Dem früheren Signa-CEO, der unter anderem federführend am sich später als Millionengrab entpuppenden „Projekt Elbtower“ beteiligt war, wirft die Berliner Justiz Untreue in vier Fällen vor, wie mitgeteilt wurde. Er war im Juni zwischenzeitlich festgenommen und unter strengen Auflagen wieder freigelassen worden. Den anderen Beschuldigten im Alter von 39, 42 und 45 Jahren wird Beihilfe zur Untreue in zwei oder vier Fällen vorgeworfen.
Millionen an Signa-Firmen transferiert?
Der 50-jährige Timo H. hatte nicht nur als Manager mehrerer Firmen der Signa-Gruppe in Deutschland und Österreich gearbeitet. 2023 soll er schließlich für eine neu gegründete Firma, die eine Immobilie weiterentwickeln sollte, verantwortlich gewesen sein. Diese Firma soll zweckgebundene Darlehen in Höhe von insgesamt 10 Millionen Euro erhalten haben.
Von Jänner bis Mai 2023 soll der Manager mit vier Überweisungen unbefugt und ohne Kenntnis der Darlehensgeber hohe Summen an andere Firmen der Signa-Gruppe transferiert haben. Der 45-jährige Angeschuldigte soll jeweils Hilfe geleistet haben. Die 42 und 39 Jahren alten Angeschuldigten sollen bei zwei Überweisungen Hilfe geleistet haben. Von den 10 Mio. Euro sollen mehr als 8,4 Mio. Euro nicht zurückgezahlt worden sein. Es gilt die Unschuldsvermutung für alle Beteiligten.
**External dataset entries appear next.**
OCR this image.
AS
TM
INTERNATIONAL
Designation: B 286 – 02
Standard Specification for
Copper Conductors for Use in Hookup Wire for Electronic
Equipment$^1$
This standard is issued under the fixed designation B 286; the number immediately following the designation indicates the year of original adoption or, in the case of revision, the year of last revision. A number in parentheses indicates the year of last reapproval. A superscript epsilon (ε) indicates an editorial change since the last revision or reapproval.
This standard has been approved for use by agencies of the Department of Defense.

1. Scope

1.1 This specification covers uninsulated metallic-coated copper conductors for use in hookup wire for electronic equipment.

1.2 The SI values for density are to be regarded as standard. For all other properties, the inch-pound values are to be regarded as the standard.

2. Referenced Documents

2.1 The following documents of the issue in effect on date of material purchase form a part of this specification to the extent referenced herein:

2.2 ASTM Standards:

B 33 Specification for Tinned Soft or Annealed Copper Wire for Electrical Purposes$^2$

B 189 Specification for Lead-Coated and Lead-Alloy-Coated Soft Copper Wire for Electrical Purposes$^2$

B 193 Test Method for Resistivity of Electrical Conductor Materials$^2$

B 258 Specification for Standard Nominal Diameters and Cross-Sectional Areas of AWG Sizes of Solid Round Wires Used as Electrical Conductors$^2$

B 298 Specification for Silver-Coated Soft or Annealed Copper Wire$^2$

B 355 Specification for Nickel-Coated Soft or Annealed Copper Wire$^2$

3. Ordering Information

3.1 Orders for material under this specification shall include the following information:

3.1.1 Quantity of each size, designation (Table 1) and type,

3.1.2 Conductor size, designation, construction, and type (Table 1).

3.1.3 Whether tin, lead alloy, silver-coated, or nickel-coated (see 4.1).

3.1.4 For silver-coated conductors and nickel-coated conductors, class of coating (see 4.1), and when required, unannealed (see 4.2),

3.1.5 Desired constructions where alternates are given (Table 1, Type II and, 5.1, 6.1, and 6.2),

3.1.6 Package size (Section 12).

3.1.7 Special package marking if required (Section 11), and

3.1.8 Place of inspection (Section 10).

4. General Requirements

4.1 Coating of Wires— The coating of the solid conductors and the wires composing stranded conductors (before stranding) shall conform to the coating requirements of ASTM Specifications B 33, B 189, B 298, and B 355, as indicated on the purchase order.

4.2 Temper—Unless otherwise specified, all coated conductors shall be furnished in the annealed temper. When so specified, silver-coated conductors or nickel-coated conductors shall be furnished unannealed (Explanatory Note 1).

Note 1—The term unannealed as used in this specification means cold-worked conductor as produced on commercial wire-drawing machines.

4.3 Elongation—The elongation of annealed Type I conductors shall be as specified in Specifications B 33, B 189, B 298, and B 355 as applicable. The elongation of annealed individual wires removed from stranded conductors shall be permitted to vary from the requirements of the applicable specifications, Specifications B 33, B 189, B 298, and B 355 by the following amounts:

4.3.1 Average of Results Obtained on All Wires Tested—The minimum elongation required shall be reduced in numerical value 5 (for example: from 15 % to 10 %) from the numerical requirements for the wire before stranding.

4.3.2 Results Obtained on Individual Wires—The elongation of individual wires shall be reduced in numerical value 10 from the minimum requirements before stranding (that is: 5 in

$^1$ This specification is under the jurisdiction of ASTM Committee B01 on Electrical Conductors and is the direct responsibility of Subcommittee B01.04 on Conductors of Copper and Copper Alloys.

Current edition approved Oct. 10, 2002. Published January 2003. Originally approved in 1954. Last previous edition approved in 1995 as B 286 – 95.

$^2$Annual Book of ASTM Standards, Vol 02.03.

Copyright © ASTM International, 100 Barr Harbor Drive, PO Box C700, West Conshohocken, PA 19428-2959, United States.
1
Millionen E-Mails ausgewertet
Das Landeskriminalamt LKA ermittelte in der Sache umfangreich, befragte zahlreiche Zeugen und wertete mehrere Millionen E-Mails, Bank-, Vertrags- und Buchhaltungsunterlagen aus, wie die Staatsanwaltschaft mitgeteilt hatte.
Benkos Signa-Konzern, zu dem etwa in Wien das „Goldene Quartier“, in Deutschland das Berliner Luxuskaufhaus KaDeWe sowie mehrere Filialen der Warenhauskette Galeria Karstadt Kaufhof gehört hatten, ging Ende 2023 pleite. Im März 2024 stellte Benko auch Antrag auf Privatinsolvenz, auch hier laufen bereits Verfahren.
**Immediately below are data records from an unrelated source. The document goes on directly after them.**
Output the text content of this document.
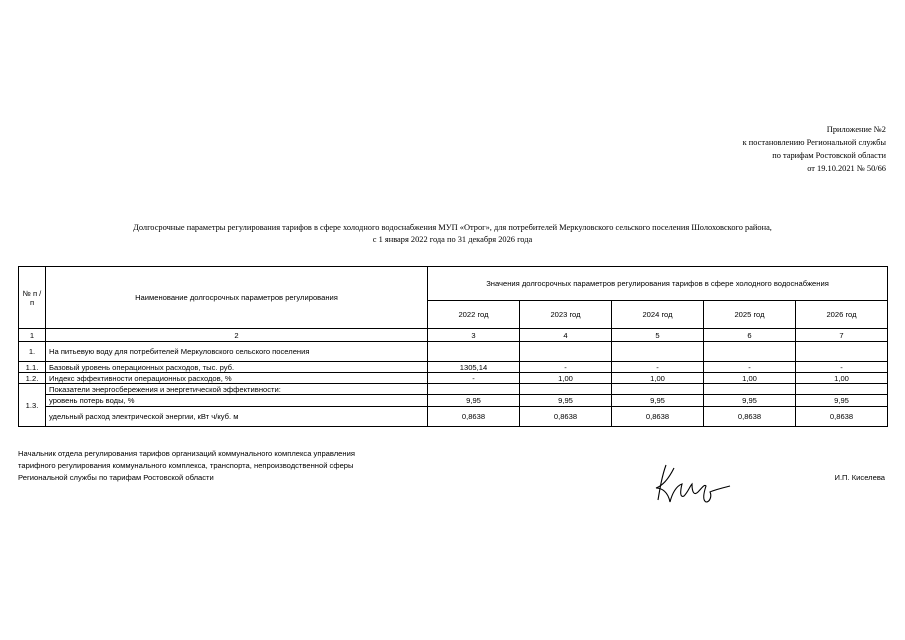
Приложение №2
к постановлению Региональной службы
по тарифам Ростовской области
от 19.10.2021 № 50/66
Долгосрочные параметры регулирования тарифов в сфере холодного водоснабжения МУП «Отрог», для потребителей Меркуловского сельского поселения Шолоховского района,
с 1 января 2022 года по 31 декабря 2026 года
№ п /п	Наименование долгосрочных параметров регулирования	Значения долгосрочных параметров регулирования тарифов в сфере холодного водоснабжения				
		2022 год	2023 год	2024 год	2025 год	2026 год
1	2	3	4	5	6	7
1.	На питьевую воду для потребителей Меркуловского сельского поселения					
1.1.	Базовый уровень операционных расходов, тыс. руб.	1305,14	-	-	-	-
1.2.	Индекс эффективности операционных расходов, %	-	1,00	1,00	1,00	1,00
1.3.	Показатели энергосбережения и энергетической эффективности:					
	уровень потерь воды, %	9,95	9,95	9,95	9,95	9,95
	удельный расход электрической энергии, кВт ч/куб. м	0,8638	0,8638	0,8638	0,8638	0,8638
Начальник отдела регулирования тарифов организаций коммунального комплекса управления
тарифного регулирования коммунального комплекса, транспорта, непроизводственной сферы
Региональной службы по тарифам Ростовской области	И.П. Киселева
Anklage in Italien, Ermittlungen in München
Benko selbst steht unter dem Verdacht, Vermögen verheimlicht zu haben, sodass Gläubiger, Insolvenzverwalter und Behörden keinen Zugriff darauf haben. Die Staatsanwaltschaft in Trient, Italien, erhob ebenfalls Anklage gegen Benko, die Münchner Strafverfolger eröffneten kürzlich neue Ermittlungen gegen den Rekord-Pleitier. Dieser bestreitet jedoch die Vorwürfe.
Die österreichische Staatsanwaltschaft verfolgt rund 17 verschiedene Ermittlungsstränge im Zusammenhang mit der Signa-Pleite und der Privatinsolvenz. Der Oberste Gerichtshof bestätigte zu Monatsbeginn ein erstes Urteil gegen Benko und hob einen Teilfreispruch auf.